Resources
Check out my "Resources" page for a list of great webpages for early career astronomers. I also have a beginning Python tutorial on my github page and occasionally post Python tutorials on my blog, with more on the way!
Peter Smith, PhD
Exoplanet Astronomer and Astrophysicist
About Me
Starting Fall 2026, I am a postdoctoral research scientist in the Atmospheric Physics of Exoplanets department of the Max Planck Institute for Astronomy. I primarily study the atmospheres of transiting giant exoplanets via spectroscopy. My goals are to understand planetary climates and atmospheric compositions and tie these back to the physics of energy transport and planet formation.
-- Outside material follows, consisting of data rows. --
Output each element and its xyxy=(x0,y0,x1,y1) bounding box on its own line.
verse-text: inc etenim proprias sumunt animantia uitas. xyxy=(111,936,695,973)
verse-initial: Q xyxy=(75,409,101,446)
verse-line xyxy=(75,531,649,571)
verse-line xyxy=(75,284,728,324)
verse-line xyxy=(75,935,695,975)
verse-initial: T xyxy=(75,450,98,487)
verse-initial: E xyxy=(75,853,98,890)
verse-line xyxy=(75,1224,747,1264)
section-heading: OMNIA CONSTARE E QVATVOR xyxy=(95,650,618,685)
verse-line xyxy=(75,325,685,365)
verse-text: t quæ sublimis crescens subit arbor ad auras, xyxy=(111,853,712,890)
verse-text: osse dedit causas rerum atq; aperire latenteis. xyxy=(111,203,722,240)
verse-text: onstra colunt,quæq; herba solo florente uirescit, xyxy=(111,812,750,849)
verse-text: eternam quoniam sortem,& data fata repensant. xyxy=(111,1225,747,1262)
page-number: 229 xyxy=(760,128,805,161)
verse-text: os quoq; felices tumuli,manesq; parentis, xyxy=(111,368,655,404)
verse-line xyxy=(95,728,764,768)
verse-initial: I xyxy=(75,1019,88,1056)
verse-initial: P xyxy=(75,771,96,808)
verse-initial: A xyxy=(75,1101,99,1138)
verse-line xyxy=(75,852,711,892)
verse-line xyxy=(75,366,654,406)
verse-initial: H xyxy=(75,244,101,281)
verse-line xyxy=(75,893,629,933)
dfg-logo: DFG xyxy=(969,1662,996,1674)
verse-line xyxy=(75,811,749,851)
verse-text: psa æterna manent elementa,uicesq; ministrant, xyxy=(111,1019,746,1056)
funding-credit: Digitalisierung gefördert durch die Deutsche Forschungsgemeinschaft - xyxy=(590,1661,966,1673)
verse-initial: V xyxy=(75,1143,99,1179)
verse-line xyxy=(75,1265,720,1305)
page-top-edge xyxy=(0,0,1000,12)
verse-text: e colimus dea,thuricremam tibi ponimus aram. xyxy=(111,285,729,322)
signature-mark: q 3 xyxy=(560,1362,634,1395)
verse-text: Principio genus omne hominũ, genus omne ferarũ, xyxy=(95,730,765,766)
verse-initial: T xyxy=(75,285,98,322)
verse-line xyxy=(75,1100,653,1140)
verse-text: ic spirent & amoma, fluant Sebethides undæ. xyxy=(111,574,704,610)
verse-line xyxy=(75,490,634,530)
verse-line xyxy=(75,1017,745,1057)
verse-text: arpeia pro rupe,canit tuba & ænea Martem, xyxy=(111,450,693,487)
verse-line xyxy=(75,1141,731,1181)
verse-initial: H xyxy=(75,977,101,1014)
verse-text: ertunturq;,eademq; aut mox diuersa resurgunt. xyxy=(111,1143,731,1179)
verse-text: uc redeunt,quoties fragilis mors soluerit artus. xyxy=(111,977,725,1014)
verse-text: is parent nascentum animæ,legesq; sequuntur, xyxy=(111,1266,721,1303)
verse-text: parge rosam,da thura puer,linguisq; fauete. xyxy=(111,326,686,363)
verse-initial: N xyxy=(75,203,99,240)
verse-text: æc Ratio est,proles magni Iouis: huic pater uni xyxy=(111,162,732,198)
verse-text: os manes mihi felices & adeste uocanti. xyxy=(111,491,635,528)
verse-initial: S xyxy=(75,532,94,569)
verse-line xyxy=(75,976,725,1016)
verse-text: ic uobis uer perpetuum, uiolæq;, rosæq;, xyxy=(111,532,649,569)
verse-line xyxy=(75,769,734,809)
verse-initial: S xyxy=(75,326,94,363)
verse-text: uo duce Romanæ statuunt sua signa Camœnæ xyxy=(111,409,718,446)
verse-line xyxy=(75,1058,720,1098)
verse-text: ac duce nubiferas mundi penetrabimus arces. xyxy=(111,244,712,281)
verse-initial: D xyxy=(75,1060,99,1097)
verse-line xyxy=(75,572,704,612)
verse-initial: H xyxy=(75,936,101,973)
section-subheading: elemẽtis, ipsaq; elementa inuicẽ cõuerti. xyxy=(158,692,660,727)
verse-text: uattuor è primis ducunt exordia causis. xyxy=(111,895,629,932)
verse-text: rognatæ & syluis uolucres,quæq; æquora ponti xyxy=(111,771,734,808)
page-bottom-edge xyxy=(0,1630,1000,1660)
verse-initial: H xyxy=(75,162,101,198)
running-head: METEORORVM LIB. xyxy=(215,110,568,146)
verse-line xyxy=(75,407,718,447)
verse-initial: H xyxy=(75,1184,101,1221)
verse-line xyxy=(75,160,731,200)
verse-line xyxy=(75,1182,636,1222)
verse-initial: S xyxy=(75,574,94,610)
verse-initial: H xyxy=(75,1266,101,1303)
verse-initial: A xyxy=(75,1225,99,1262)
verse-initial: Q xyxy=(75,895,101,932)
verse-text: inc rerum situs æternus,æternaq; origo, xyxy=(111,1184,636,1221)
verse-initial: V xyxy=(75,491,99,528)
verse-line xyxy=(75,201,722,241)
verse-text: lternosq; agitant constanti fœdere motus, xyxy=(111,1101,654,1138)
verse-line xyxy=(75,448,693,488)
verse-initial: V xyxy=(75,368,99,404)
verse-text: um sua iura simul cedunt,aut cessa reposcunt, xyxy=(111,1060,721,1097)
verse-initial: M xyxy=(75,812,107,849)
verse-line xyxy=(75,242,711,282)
A major theme of my research is understanding the complementary strengths and weaknesses of ground-based high-resolution and space-based low-resolution spectroscopy for measuring these quantities, as well as the power of combining the two in joint analyses.
I previously earned my PhD in Astrophysics from Arizona State University and Bachelor's degrees in physics and astronomy from the University of Texas at Austin. When I'm not doing science, I love to bake, write, or be outdoors.
My Research
Refractory-to-volatile ratios of ultra-hot Jupiters
Image Credit: NOIRLab/NSF/AURA/P. Marenfeld
The composition of a gas giant's primary atmosphere retains information about the environment in which the planet formed. Measuring elemental ratios can help us place the planet's initial formation location in the protoplanetary disk. The carbon-to-oxygen (C/O) ratio has been a popular metric to do this, although a given C/O ratio can be degenerate with multiple formation locations. Combining this with the refractory-to-volatile ratio can break these degeneracies. For the first time using a single instrument, I measured the C/O and refractory-to-volatile ratios of a transiting exoplanet - WASP-121 b - with IGRINS/Gemini South. My findings indicated possible formation interior to the water ice line, which is not commonly predicted by conventional planet formation models.
Combining ground- and space-based spectroscopy of exoplanets
Ground-based high-resolution and space-based low-resolution spectroscopy each afford different strengths and weaknesses for studying exoplanet atmospheres. Fortunately, these stengths are complementary, and combining the two data types in a joint analysis can provide more precise inferences of a planets atmospheric structure than achievable by either method individually. To highlight these capabilities, I performed the first combined retrieval analsyis of JWST and ground-based data for hot Jupiter WASP-77A b.